Los jóvenes se miraron unos a otros con un hilo de esperanza.
—Acercaos… —murmuró Miguel con una flamante sonrisa—. Es muy interesante lo que he descubierto.
Todos alrededor de la mesa esperaban ansiosos una respuesta convincente.
—Creo que estábamos equivocados respecto a lo del mapa. Más bien son símbolos que nos están indicando algo. Fijaos…
Miguel mostró una de las llaves y el supuesto dibujo. Tres pequeñas protuberancias a modo de bolas estaban talladas bajo del ojo o anilla.
—Son como diminutos guisantes —puntualizó Sara sin dejar de prestar atención.
—En efecto —afirmó Miguel—. Hay dos llaves que tienen las mismas marcas, mientras que estas otras dos —dijo al tiempo que las intercambiaba— son diferentes…
Los jóvenes se aproximaron con sumo interés. Ahora los dibujos cambiaban de forma simulando una especie de X en horizontal con una bola en su intersección.

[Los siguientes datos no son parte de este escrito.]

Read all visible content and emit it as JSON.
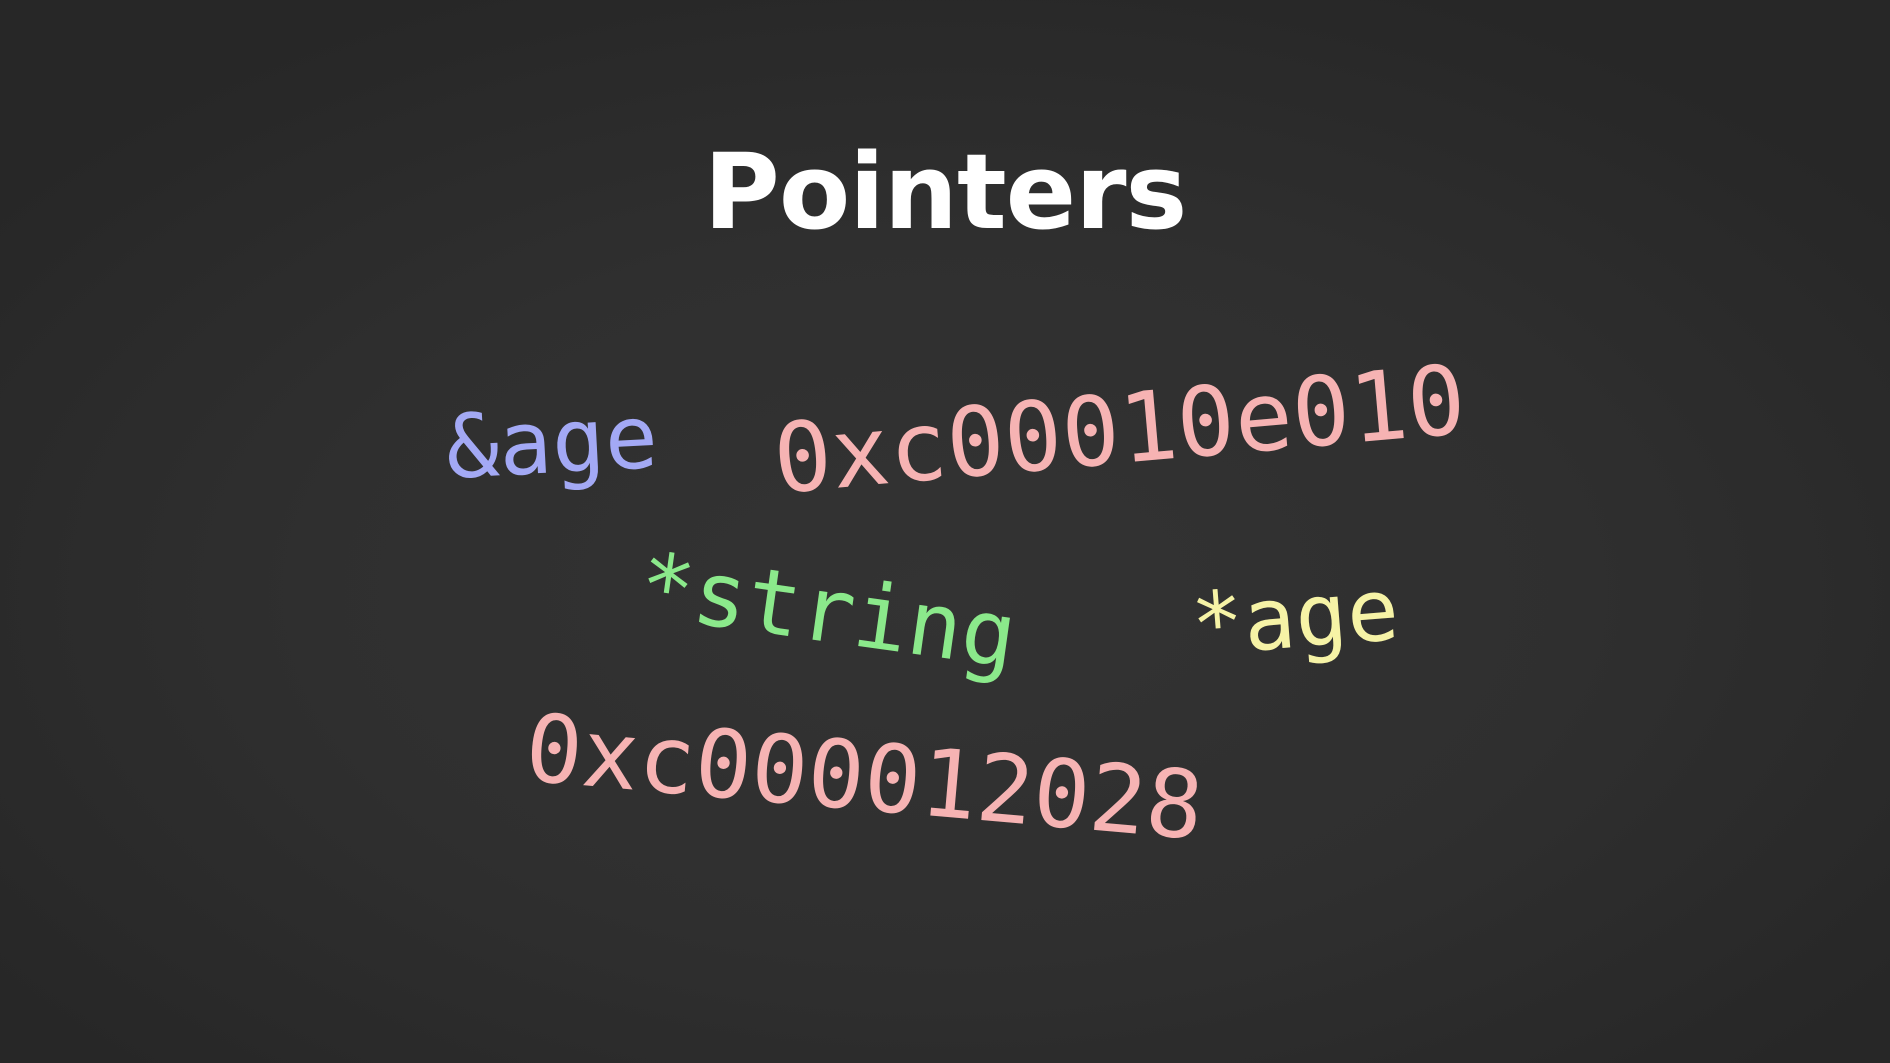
{
  "slide": {
    "title": "Pointers",
    "background_color": "#2f2f2f",
    "title_color": "#ffffff"
  },
  "words": [
    {
      "id": "ampersand-age",
      "text": "&age",
      "color": "#a3a9f5"
    },
    {
      "id": "address-1",
      "text": "0xc00010e010",
      "color": "#f6b3b3"
    },
    {
      "id": "star-string",
      "text": "*string",
      "color": "#8be98b"
    },
    {
      "id": "star-age",
      "text": "*age",
      "color": "#f6f3a6"
    },
    {
      "id": "address-2",
      "text": "0xc000012028",
      "color": "#f6b3b3"
    }
  ]
}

—¿Has averiguado a qué pueden pertenecer? —preguntó Pepe confundido.
—Todavía no. Pero me llama la atención son dibujos monótonos…
—Muy bien, tenemos cuatro de las llaves que aparentemente nos quieren decir algo —añadió Alejandra—. ¿Qué nos dices de las otras seis que tenemos en nuestro poder?
—De momento nada, pero todo se andará —murmuró Miguel con una flamante sonrisa.